Gute Nacht

Gute Nacht

Auf der Rückfahrt zum Hotel redete Christiane ununterbrochen auf mich ein: »Kommen wir morgen wieder zusammen zum Elsterbecken? Bitte, du musst morgen wieder mit mir kommen!« Ich schwieg. »Als das Lied I Promised Myself im Radio lief, hat Constanze gesagt: Mein Mann muss das unbedingt hören. Vielleicht bringt sie ihn das nächste Mal mit?« Ich konnte mich nicht nur nicht erinnern, dass sie das gesagt hatte, sondern war mir sogar sicher, dass sie das nicht gesagt hatte. Ebenso hatte sie nicht gesagt, dass sie Constanze heiße. All das bildete Christiane sich ein. Und überhaupt: Die Frau hatte einen westdeutschen Akzent gehabt, klang eher nach Düsseldorf oder Köln, was niemals auf Constanze Mozart zutreffen konnte.

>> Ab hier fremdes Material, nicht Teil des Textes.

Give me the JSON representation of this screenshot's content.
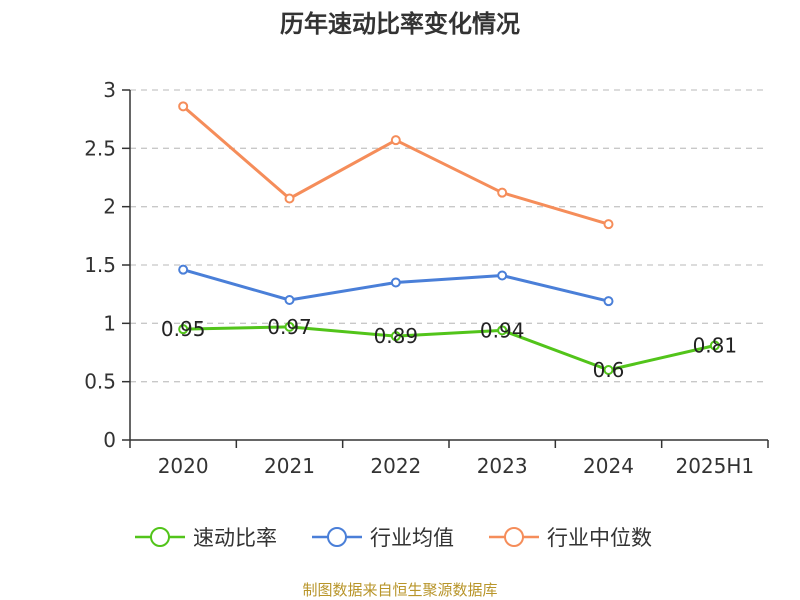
{
  "chart_data": {
    "type": "line",
    "title": "历年速动比率变化情况",
    "categories": [
      "2020",
      "2021",
      "2022",
      "2023",
      "2024",
      "2025H1"
    ],
    "ylim": [
      0,
      3
    ],
    "yticks": [
      "0",
      "0.5",
      "1",
      "1.5",
      "2",
      "2.5",
      "3"
    ],
    "grid": true,
    "legend_position": "bottom",
    "series": [
      {
        "name": "速动比率",
        "color": "#52c41a",
        "values": [
          0.95,
          0.97,
          0.89,
          0.94,
          0.6,
          0.81
        ],
        "labels": [
          "0.95",
          "0.97",
          "0.89",
          "0.94",
          "0.6",
          "0.81"
        ]
      },
      {
        "name": "行业均值",
        "color": "#4a7fd8",
        "values": [
          1.46,
          1.2,
          1.35,
          1.41,
          1.19,
          null
        ]
      },
      {
        "name": "行业中位数",
        "color": "#f58d5a",
        "values": [
          2.86,
          2.07,
          2.57,
          2.12,
          1.85,
          null
        ]
      }
    ],
    "source": "制图数据来自恒生聚源数据库"
  }
}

»Fahren wir morgen wieder hin?«, fragte Christiane. »Ich kann nicht. Ich muss mit dem Professor nach Dresden«, antwortete ich. »Wie viele Stationen habt ihr noch?«, fragte sie weiter. Es waren wirklich nur mehr zwei. Ich antwortete nicht. »Wenn ihr fertig seid, kommst du nach Leipzig und wir fahren wieder hinaus. O.k.?«

Ich fragte mich, ob es Protschka gelungen war, durch mich den Geist von Constanze Mozart in die arme Frau neben mir auf dem Beifahrersitz fahren zu lassen oder eine Art von Besessenheit auszulösen. Nicht auszudenken, wenn er das auch mit László Tóth vorhatte, der sicher noch heftiger darunter leiden würde.

»Du musst kommen«, sagte Christiane. »Wenn du Stephan Protschka bist, dann willst du Mozart sehen, Mozart in Fleisch und Blut. Und wenn du nicht Stephan Protschka bist und du kommst nicht zurück, dann mache ich morgen früh Kopien von euren Pässen und das Leipziger Publikum wird erfahren, dass es von euch betrogen wurde.«

Die Straßen waren bereits leer. Schnell erreichten wir das Hotel. Christiane kam auf mich zu. Sie ließ sich nach vorne fallen und senkte den Kopf, sodass sie damit gegen meinen Brustkorb stieß. »Darf ich bei dir im Zimmer übernachten?«, fragte sie. Ich blickte auf meine Armbanduhr. Das muss sie sehr erzürnt haben. Plötzlich war sie hellwach. »Du Arschloch«, sagte sie und ging davon. Nach einigen Schritten drehte sie sich nochmals um und rief: »Und du bist Stephan Protschka!« Ich betrat das Hotel und war froh, dass ich Christiane losgeworden war. Erst später bereute ich es.